Respondent contends that the evidence did not support the offenses found by Family Court. A family offense must be established by a fair preponderance of the evidence (see Family Ct Act § 832; Matter of Mauzy v Mauzy, 40 AD3d 1147, 1148 [2007]). Where, as here, there is conflicting evidence, we accord deference to Family Court’s credibility determinations (see Matter of Gil v Gil, 55 AD3d 1024, 1025 [2008]; Matter of Yette v Yette, 39 AD3d 952, 953 [2007], lv denied 9 NY3d 802 [2007]). The family offense premised upon assault in the third degree required proof that respondent caused “physical injury” (see Penal Law § 120.00), which “means impairment of physical condition or substantial pain” (Penal Law § 10.00 [9]). Testimony was presented by two witnesses regarding respondent striking his two-year-old infant daughter with a belt. Descriptions were provided by these witnesses, as well as another witness, of the marks that were left on the child, including welts and bruises.
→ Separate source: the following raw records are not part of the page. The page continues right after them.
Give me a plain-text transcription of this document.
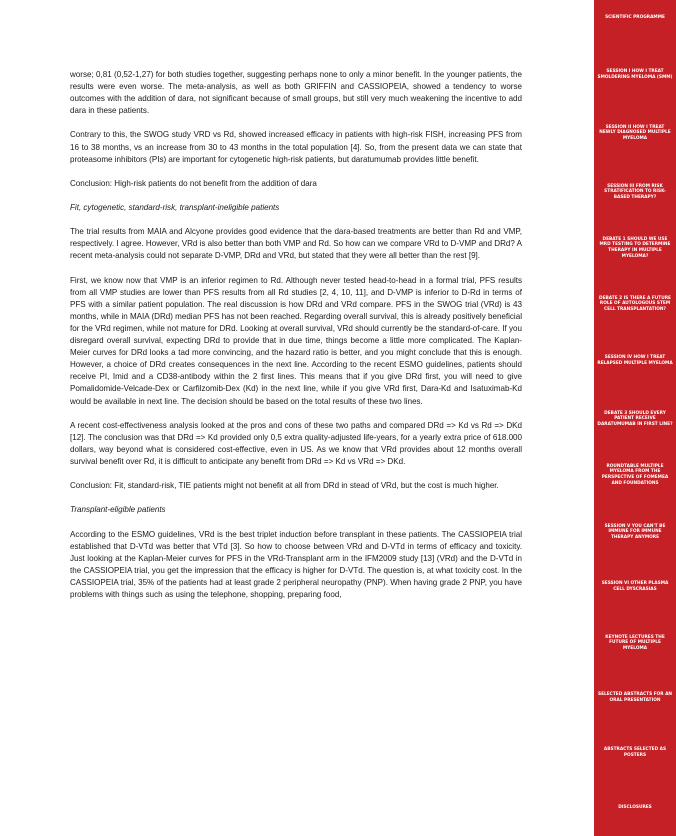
worse; 0,81 (0,52-1,27) for both studies together, suggesting perhaps none to only a minor benefit. In the younger patients, the results were even worse. The meta-analysis, as well as both GRIFFIN and CASSIOPEIA, showed a tendency to worse outcomes with the addition of dara, not significant because of small groups, but still very much weakening the incentive to add dara in these patients.

Contrary to this, the SWOG study VRD vs Rd, showed increased efficacy in patients with high-risk FISH, increasing PFS from 16 to 38 months, vs an increase from 30 to 43 months in the total population [4]. So, from the present data we can state that proteasome inhibitors (PIs) are important for cytogenetic high-risk patients, but daratumumab provides little benefit.

Conclusion: High-risk patients do not benefit from the addition of dara

Fit, cytogenetic, standard-risk, transplant-ineligible patients

The trial results from MAIA and Alcyone provides good evidence that the dara-based treatments are better than Rd and VMP, respectively. I agree. However, VRd is also better than both VMP and Rd. So how can we compare VRd to D-VMP and DRd? A recent meta-analysis could not separate D-VMP, DRd and VRd, but stated that they were all better than the rest [9].

First, we know now that VMP is an inferior regimen to Rd. Although never tested head-to-head in a formal trial, PFS results from all VMP studies are lower than PFS results from all Rd studies [2, 4, 10, 11], and D-VMP is inferior to D-Rd in terms of PFS with a similar patient population. The real discussion is how DRd and VRd compare. PFS in the SWOG trial (VRd) is 43 months, while in MAIA (DRd) median PFS has not been reached. Regarding overall survival, this is already positively beneficial for the VRd regimen, while not mature for DRd. Looking at overall survival, VRd should currently be the standard-of-care. If you disregard overall survival, expecting DRd to provide that in due time, things become a little more complicated. The Kaplan-Meier curves for DRd looks a tad more convincing, and the hazard ratio is better, and you might conclude that this is enough. However, a choice of DRd creates consequences in the next line. According to the recent ESMO guidelines, patients should receive PI, Imid and a CD38-antibody within the 2 first lines. This means that if you give DRd first, you will need to give Pomalidomide-Velcade-Dex or Carfilzomib-Dex (Kd) in the next line, while if you give VRd first, Dara-Kd and Isatuximab-Kd would be available in next line. The decision should be based on the total results of these two lines.

A recent cost-effectiveness analysis looked at the pros and cons of these two paths and compared DRd => Kd vs Rd => DKd [12]. The conclusion was that DRd => Kd provided only 0,5 extra quality-adjusted life-years, for a yearly extra price of 618.000 dollars, way beyond what is considered cost-effective, even in US. As we know that VRd provides about 12 months overall survival benefit over Rd, it is difficult to anticipate any benefit from DRd => Kd vs VRd => DKd.

Conclusion: Fit, standard-risk, TIE patients might not benefit at all from DRd in stead of VRd, but the cost is much higher.

Transplant-eligible patients

According to the ESMO guidelines, VRd is the best triplet induction before transplant in these patients. The CASSIOPEIA trial established that D-VTd was better that VTd [3]. So how to choose between VRd and D-VTd in terms of efficacy and toxicity. Just looking at the Kaplan-Meier curves for PFS in the VRd-Transplant arm in the IFM2009 study [13] (VRd) and the D-VTd in the CASSIOPEIA trial, you get the impression that the efficacy is higher for D-VTd. The question is, at what toxicity cost. In the CASSIOPEIA trial, 35% of the patients had at least grade 2 peripheral neuropathy (PNP). When having grade 2 PNP, you have problems with things such as using the telephone, shopping, preparing food,

SCIENTIFIC PROGRAMME
SESSION I HOW I TREAT SMOLDERING MYELOMA (SMM)
SESSION II HOW I TREAT NEWLY DIAGNOSED MULTIPLE MYELOMA
SESSION III FROM RISK STRATIFICATION TO RISK-BASED THERAPY?
DEBATE 1 SHOULD WE USE MRD TESTING TO DETERMINE THERAPY IN MULTIPLE MYELOMA?
DEBATE 2 IS THERE A FUTURE ROLE OF AUTOLOGOUS STEM CELL TRANSPLANTATION?
SESSION IV HOW I TREAT RELAPSED MULTIPLE MYELOMA
DEBATE 3 SHOULD EVERY PATIENT RECEIVE DARATUMUMAB IN FIRST LINE?
ROUNDTABLE MULTIPLE MYELOMA FROM THE PERSPECTIVE OF FOMEMEA AND FOUNDATIONS
SESSION V YOU CAN'T BE IMMUNE FOR IMMUNE THERAPY ANYMORE
SESSION VI OTHER PLASMA CELL DYSCRASIAS
KEYNOTE LECTURES THE FUTURE OF MULTIPLE MYELOMA
SELECTED ABSTRACTS FOR AN ORAL PRESENTATION
ABSTRACTS SELECTED AS POSTERS
DISCLOSURES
Family Court credited this proof and, in light of the young age of the child, the conduct by respondent as described by the witnesses was sufficient to establish the family offense.
Family Court also found a family offense based upon repeated phone calls made by respondent to petitioner, which constituted aggravated harassment in the second degree. “[M]aking a telephone call will constitute aggravated harassment in the second degree when it is made ‘with intent to harass, annoy, threaten or alarm another person’ and is made either ‘in a manner likely to cause annoyance or alarm’ or ‘with no purpose of legitimate communication’ ” (Matter of Draxler v Davis, 11 AD3d 760, 760 [2004], quoting Penal Law § 240.30 [1], [2]). Petitioner testified that respondent made numerous telephone calls to her (as many as 10 in one evening), despite the fact that she repeatedly directed him to stop calling her. She further testified that, on many occasions, he threatened to keep the children from her and to even take them out of the country. *1167While sharply conflicting evidence was presented and respondent asserted that he had valid purposes for his calls, Family Court credited petitioner’s testimony as to the calls and, accepting those credibility determinations, the record supports Family Court’s finding that the calls were placed with the intent to annoy and alarm petitioner (see Matter of Draxler v Davis, 11 AD3d at 760-761).
As for respondent’s additional argument regarding the conditions of the one-year order of protection, that order has now expired and, accordingly, the issue is moot (see Matter of Christopher NN. v Bobby Jo 00., 59 AD3d 828, 828 [2009]; Matter of Hanehan v Hanehan, 260 AD2d 685, 686 [1999]). In any event, this argument is unpersuasive.
Mercure, J.E, Kane, McCarthy and Garry, JJ., concur. Ordered that the order is affirmed, without costs.